MaxMind GeoIP DB and sqlite
I love using sqlite when I need a simple database. It find it especially handy for analyzing log files and similar data. Just import your logs into a simple DB and then run queries using SQL on them.
Sometimes you want to see where certain actions in your log file originated from, but all you have is IP addresses. Luckily they can roughly be mapped to countries – all you need is a geoip database.
The most popular is the one published by Maxmind. Their “lite” version can be downloaded for free as CSV files.
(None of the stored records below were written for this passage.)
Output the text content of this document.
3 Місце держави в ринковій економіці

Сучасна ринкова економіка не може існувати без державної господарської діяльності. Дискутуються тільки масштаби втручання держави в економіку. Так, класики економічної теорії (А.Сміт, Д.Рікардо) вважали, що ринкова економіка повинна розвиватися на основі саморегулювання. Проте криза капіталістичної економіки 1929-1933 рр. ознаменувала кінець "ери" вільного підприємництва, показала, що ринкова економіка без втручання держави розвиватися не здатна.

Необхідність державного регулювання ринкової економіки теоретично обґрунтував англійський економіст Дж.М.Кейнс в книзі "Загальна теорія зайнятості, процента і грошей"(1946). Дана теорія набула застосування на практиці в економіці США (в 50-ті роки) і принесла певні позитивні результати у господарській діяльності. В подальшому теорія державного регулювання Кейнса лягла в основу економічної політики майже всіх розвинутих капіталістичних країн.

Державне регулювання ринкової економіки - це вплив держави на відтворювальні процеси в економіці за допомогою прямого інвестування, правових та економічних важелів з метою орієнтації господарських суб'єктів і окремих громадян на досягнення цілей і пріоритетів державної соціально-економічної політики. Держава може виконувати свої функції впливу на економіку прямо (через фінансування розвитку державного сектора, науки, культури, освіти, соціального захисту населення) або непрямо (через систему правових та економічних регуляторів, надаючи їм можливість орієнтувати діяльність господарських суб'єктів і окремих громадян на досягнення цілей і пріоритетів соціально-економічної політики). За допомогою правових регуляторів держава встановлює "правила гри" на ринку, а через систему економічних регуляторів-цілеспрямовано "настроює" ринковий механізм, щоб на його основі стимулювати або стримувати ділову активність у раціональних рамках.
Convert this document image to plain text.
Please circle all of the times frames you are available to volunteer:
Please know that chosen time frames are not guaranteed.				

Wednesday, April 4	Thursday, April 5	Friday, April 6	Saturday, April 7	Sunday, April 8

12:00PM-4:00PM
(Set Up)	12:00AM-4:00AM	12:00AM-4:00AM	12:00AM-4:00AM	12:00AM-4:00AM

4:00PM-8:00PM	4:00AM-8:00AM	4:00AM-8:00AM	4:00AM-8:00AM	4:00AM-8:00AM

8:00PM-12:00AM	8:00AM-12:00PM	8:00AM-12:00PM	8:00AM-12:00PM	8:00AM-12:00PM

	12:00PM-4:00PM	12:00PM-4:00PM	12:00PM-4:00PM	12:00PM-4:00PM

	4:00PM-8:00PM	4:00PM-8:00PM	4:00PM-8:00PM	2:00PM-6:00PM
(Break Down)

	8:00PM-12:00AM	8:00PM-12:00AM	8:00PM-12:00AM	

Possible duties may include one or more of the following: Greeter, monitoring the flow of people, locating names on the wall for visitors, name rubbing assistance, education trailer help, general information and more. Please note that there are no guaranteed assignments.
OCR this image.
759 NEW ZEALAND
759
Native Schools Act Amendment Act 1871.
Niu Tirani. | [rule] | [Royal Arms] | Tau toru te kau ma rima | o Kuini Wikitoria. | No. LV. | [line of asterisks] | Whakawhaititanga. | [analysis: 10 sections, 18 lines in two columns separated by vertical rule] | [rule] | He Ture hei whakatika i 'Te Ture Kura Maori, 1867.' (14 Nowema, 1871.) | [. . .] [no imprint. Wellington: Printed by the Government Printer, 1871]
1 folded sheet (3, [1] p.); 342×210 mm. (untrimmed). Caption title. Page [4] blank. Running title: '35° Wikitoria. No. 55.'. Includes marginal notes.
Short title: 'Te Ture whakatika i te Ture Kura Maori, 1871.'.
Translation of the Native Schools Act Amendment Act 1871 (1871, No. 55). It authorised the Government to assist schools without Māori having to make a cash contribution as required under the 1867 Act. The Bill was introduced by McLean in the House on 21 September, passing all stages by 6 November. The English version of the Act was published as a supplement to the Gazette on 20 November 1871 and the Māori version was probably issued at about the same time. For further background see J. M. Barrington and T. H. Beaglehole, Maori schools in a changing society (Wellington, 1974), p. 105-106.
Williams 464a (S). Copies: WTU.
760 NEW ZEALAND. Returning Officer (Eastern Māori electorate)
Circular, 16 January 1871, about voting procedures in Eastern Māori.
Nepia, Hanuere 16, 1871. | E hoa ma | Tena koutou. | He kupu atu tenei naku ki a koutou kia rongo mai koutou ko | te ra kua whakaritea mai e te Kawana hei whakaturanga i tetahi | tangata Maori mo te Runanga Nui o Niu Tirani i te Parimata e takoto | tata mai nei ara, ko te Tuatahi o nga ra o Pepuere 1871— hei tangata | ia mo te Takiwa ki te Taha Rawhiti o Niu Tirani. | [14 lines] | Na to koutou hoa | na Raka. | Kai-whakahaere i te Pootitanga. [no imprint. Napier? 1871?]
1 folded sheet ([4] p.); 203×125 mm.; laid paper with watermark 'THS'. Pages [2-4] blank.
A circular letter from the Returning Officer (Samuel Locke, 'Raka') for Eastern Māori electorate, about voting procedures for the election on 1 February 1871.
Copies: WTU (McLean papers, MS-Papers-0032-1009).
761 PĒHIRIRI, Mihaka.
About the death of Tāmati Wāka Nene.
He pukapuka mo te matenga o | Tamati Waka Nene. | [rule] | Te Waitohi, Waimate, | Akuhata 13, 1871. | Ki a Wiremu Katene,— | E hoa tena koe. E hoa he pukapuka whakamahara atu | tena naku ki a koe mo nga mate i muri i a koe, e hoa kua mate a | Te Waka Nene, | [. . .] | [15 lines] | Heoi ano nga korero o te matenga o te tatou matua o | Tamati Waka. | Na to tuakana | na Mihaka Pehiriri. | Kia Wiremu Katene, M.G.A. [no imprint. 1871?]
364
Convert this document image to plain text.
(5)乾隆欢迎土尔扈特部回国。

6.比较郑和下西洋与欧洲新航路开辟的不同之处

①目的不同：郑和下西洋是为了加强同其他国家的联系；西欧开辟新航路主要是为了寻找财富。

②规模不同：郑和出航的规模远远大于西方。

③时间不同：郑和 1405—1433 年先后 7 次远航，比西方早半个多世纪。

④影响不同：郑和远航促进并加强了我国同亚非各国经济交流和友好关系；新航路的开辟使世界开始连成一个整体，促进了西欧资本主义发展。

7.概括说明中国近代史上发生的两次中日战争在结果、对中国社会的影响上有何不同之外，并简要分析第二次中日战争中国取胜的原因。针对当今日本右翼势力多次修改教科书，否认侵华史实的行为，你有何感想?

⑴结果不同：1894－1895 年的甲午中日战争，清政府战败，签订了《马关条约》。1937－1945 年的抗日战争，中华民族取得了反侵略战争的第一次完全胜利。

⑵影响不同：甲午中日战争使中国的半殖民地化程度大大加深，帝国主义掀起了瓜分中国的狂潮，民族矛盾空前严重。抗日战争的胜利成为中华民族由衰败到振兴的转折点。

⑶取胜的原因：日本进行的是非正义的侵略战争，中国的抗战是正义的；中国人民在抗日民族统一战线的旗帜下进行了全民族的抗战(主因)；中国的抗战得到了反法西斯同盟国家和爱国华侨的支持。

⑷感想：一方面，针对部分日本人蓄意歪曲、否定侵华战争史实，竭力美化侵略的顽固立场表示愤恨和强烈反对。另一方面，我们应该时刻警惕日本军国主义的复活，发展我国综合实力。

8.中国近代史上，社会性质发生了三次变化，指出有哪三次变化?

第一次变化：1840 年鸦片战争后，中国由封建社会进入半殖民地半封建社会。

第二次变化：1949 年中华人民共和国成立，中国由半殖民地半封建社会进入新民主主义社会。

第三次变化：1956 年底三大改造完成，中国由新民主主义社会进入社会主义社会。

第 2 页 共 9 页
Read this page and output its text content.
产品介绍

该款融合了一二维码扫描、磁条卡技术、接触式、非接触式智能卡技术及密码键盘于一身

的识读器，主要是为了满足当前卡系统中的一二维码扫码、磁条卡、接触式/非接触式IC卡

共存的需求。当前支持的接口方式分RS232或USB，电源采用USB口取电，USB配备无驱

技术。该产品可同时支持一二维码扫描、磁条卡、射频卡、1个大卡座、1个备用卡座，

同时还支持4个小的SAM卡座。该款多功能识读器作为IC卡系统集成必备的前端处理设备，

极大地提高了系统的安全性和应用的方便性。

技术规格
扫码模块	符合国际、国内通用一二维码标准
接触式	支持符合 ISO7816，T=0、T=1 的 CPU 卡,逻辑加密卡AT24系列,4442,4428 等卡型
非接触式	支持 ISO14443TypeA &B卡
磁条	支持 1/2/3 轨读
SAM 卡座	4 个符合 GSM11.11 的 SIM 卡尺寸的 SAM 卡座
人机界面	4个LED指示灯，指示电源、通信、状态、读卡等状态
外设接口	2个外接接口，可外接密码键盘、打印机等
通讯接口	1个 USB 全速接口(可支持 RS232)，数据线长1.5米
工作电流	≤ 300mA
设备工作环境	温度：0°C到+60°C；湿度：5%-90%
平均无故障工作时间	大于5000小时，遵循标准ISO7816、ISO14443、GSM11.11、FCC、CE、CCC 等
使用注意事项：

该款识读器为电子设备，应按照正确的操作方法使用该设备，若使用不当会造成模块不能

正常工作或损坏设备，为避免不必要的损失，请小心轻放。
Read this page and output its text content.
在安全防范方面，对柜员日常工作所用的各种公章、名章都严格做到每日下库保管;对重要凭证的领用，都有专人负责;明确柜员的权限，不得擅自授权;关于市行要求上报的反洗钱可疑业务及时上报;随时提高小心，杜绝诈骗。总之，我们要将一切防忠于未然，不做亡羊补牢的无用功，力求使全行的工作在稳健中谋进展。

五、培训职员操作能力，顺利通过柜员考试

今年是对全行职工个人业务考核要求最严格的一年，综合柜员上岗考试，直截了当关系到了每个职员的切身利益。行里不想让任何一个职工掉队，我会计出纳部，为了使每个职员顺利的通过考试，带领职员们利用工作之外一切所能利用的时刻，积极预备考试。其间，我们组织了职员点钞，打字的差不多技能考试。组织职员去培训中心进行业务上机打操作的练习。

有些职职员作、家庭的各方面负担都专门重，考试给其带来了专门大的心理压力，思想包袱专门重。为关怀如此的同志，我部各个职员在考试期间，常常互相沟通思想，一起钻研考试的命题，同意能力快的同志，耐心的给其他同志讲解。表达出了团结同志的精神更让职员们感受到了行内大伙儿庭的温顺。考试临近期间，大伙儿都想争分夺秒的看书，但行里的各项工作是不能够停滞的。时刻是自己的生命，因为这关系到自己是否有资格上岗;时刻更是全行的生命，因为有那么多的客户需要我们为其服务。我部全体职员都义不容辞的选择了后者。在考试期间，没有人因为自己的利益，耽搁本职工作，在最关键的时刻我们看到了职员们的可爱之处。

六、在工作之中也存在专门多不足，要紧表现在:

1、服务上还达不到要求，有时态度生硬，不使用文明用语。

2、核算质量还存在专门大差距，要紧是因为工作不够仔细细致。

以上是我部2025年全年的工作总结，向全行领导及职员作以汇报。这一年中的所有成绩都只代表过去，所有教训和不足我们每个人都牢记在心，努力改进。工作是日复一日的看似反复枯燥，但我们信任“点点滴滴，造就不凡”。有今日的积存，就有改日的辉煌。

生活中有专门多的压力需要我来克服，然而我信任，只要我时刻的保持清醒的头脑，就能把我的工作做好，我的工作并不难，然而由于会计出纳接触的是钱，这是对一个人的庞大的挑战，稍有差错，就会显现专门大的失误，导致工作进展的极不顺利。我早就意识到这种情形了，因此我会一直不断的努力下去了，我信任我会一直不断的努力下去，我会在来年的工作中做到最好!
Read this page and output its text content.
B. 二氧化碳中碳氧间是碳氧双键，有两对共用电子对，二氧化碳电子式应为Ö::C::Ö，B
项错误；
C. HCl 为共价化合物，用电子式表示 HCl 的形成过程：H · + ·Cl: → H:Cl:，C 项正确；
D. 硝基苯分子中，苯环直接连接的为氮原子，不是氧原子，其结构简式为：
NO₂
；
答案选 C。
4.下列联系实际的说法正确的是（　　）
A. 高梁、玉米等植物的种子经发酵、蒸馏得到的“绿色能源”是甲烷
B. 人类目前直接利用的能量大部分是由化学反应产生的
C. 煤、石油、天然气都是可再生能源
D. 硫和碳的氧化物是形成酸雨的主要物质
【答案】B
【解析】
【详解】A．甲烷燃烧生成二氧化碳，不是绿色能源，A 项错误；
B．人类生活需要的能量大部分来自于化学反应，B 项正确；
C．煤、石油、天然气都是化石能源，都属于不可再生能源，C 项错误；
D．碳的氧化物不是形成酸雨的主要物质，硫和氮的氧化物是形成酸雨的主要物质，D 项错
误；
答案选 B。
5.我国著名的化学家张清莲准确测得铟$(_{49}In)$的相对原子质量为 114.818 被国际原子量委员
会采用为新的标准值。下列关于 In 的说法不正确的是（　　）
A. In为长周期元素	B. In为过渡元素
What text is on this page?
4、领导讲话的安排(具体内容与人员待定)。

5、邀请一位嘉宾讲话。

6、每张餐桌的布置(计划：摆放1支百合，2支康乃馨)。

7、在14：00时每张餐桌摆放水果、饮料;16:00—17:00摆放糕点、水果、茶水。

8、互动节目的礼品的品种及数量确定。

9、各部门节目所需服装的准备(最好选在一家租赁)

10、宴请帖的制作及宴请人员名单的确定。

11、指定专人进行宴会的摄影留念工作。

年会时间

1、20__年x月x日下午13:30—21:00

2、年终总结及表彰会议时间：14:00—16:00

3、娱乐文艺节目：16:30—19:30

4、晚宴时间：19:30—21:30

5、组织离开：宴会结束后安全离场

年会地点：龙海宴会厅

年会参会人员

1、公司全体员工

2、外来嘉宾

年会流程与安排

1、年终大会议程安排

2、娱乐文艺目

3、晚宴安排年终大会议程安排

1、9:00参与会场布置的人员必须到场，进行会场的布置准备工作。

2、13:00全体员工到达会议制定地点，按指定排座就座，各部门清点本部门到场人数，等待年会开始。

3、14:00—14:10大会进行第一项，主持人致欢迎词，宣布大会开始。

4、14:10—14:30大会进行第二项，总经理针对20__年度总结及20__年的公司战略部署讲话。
Unfortunately there is no explanation how to import it into a sqlite database…
Well, this is about to change
Preparing the input
After downloading and unpacking the ZIP file you'll have two files: GeoLiteCity-Blocks.csv
and GeoLiteCity-Location.csv
. Let's have a look at their format:
$> head -5 GeoLiteCity-Location.csv Copyright (c) 2007 MaxMind LLC. All Rights Reserved. locId,country,region,city,postalCode,latitude,longitude,metroCode,areaCode 1,"O1","","","",0.0000,0.0000,, 2,"AP","","","",35.0000,105.0000,, 3,"EU","","","",47.0000,8.0000,,
As you can see the first two lines are not real data – they have to go. Since working with a 120MB file in an editor can be a pain1), we do this with sed:
sed -i -n '3,$p' GeoLiteCity-Location.csv sed -i -n '3,$p' GeoLiteCity-Blocks.csv
However this is not enough. The Maxmind CSV uses quotes to encapsulate string contents but sqlite doesn't understand this and will add all strings with quotes. Luckily the strings are simple so the quotes can just be stripped:
sed -i -e 's/"//g' GeoLiteCity-Location.csv sed -i -e 's/"//g' GeoLiteCity-Blocks.csv
Finally, you probably want to use UTF-8 encoded data, so the Location CSV needs some recoding:
recode latin1..utf-8 GeoLiteCity-Location.csv
Importing the CSV
It's time to create the tables and insert the data. Below is a script that will do that:
- geoip.sql
-- Create Tables CREATE TABLE IF NOT EXISTS geolocation ( locId INTEGER PRIMARY KEY, country TEXT, region TEXT, city TEXT, postalCode TEXT, latitude NUMERIC, longitude NUMERIC, metroCode TEXT, areaCode TEXT ); CREATE TABLE IF NOT EXISTS geoblocks ( startIpNum NUMERIC UNIQUE, endIpNum NUMERIC UNIQUE, locId INTEGER REFERENCES geolocation(locID) ); -- Import CSV files .mode csv .import GeoLiteCity-Location.csv geolocation .import GeoLiteCity-Blocks.csv geoblocks -- add additional index -- (Tip by Kamil Kubica. https://www.maxmind.com/app/csv) ALTER TABLE geoblocks ADD COLUMN idx INTEGER; UPDATE geoblocks SET idx = (endIpNum - (endIpNum % 65536)); CREATE INDEX geoidx ON geoblocks(idx);
Just save it where you put your Maxmind CSVs and feed it to sqlite3. This will take a while:
cat geoip.sql |sqlite3 geoip.db
Querying the Database
Querying is pretty straight forward, but remember that IP Addresses are used in their integer representation2).
Eg. my current IP 92.195.213.74
translates to 1556337994
.
A simple lookup then looks like this:
SELECT loc.* FROM geolocation loc, geoblocks blk WHERE blk.idx = (1556337994-(1556337994 % 65536)) AND blk.startIpNum < 1556337994 AND blk.endIpNum > 1556337994 AND loc.locId = blk.locId;
In case you wonder: the modulo operation there makes the lookup *much* faster. It's an optimization I found at the Maxmind website and adapted from MySQL to sqlite.